Opinion
Julie Bousquet, blogueuse, rédactrice et cuisinière, estime que notre rapport à la viande plonge ses racines dans des instincts et des rites constitutifs de notre humanité. Un plaidoyer pour le désir de viande

Dans des sociétés d’abondance où la survie n’est pas en jeu, je suppose qu’il n’est pas indispensable de manger de la viande (son apport nutritionnel peut être remplacé). Les raisons pour ne pas arrêter de manger de la viande seraient donc de l’ordre de la culture, de l’émotion.
C’est mon instinct qui me dicte de manger de la viande, la théâtralité autour de cet aliment, un certain sens sacrificiel qui semble accompagner l’humanité depuis ses mythes fondateurs. J’aime le goût de la viande rouge, comme un enfant que j’ai entendu demander si la viande cuisinée était sanglante car il «adore le goût du sang».
Manger fait partie de ce chemin non linéaire qui va de la vie à la mort en passant par l’échange, le partage, la procréation, la lecture, la parole, la danse, la flânerie. Manger de la viande c’est prendre acte symboliquement d’une certaine cruauté de la vie.
Plus prosaïquement, les êtres humains ont des régimes alimentaires correspondants à leur physiologie, herbivores, carnivores ou omnivores. Les hommes sont des animaux omnivores.
Par conviction ou par croyance, on peut en venir à un régime sans viande, c’est certain. Je suis admirative de ceux qui font ce choix, de leur conscience morale et politique.
La viande est rituelle dans notre culture judéo-chrétienne. Elle fait l’objet d’un partage, rythme les fêtes: la plupart de nos traditions s’articulent autour de règles qui transmettent ce rapport symbolique à la viande. Je suis de ceux-là, vous l’aurez compris, qui ont eu le besoin de se poser la question et qui en sont revenus.
Manger de la viande ne doit surtout pas se faire à n’importe quel prix. Je la choisis comme je choisis mes fruits, de saison, je le fais de façon consciente, impliquée, concernée, respectueuse du vivant. Ma viande je la paie cher, elle a été élevée avec de l’herbe, surtout pas en élevage intensif, elle a un nom, autant que possible eu le temps de vivre une vie digne. Manger de la viande peut être un acte écologique aussi. L’agriculture peut être aussi intensive et néfaste que l’élevage. Elle ne sauve rien. Quelle différence entre la mort d’un écosystème et celle d’un animal?

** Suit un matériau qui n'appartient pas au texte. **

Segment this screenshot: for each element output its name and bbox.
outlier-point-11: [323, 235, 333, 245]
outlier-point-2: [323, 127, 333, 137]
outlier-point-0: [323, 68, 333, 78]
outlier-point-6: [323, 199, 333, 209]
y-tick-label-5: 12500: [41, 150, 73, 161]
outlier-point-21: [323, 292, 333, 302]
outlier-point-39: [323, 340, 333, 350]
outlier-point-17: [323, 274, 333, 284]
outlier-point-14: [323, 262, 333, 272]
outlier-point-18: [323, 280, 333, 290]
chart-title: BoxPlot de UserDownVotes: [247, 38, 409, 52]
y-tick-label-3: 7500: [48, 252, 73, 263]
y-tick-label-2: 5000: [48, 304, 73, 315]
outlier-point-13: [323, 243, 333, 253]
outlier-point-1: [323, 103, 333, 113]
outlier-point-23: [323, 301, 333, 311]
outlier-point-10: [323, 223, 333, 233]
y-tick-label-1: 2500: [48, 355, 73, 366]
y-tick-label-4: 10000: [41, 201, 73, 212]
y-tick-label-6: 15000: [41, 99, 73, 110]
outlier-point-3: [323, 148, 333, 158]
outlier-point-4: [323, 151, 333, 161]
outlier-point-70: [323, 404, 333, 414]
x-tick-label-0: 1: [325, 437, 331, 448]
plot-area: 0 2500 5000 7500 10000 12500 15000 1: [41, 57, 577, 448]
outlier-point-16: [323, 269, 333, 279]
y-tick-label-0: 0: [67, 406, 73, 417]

C’est manger industriel qui est mauvais, pas la viande en soi.
Certains n’ont jamais aimé la viande, moi si. Cela évoque chez moi des trajets en voiture dans le Péloponnèse, sans climatisation, à quatre à l’arrière, l’arrivée bientôt, et sur le bord de la route, une vision merveilleuse: un paysan à côté d’une rôtissoire qui contient un unique cochon de lait en train de griller, la peau croustille, c’est savoureux, quel plaisir!
Ce jour-là, j’étais prédateur-chasseur, j’avais marché jusqu’à ma nourriture. J’avais pisté le meilleur aliment. Je n’ai rien détruit, j’ai pris mon tour.
Un plaisir rond, complet, englobant, que l’on peut éprouver au moment des premiers barbecues, quand on sert à ses invités cette viande cuite pendant 8 heures au four. Il est possible de saisir que ce qui a à voir avec le plaisir de manger, c’est avant tout profiter de la vie, avoir le goût de l’élégance et rejeter la servitude. Un plaisir animal certes.
Il y a enfin dans la consommation de la chair une sorte de compréhension profonde de notre condition d’être vulnérable. Et jouir de la vie (à pleines dents!) c’est aussi accepter la mort, de tuer pour vivre. Quand on se réunit à Pâques pour partager un agneau, on reconduit un cycle qui se perpétue depuis des millénaires. Le plat est alors un sacrifice qui donne son sens à plein d’autres choses. Cette liturgie se fait bien autour de la viande, la viande est centrale – d’ailleurs ce n’est pas pour rien que ce qui est servi à côté, on le nomme l’accompagnement.
Il ne s’agit pas de dominer ou d’exploiter le vivant, mais de vivre en ayant conscience de la valeur de la vie. Ne pas manger aveuglément, manger de la viande de manière éclairée. Je me souviens d’une fermière qui avait une chèvre qui lui donnait du lait. Un jour elle a eu la patte cassée. La fermière a tué sa chèvre et l’a mangée en la remerciant. Il ne s’agit pas de manger ses propres animaux domestiques mais d’être éclairé. Et puis la terre à qui on offre du fumier, a comme moi besoin de sang et d’os. Arrêter la mort tuerait la vie. Alors je continue de manger de la viande et c’est un plaisir infini.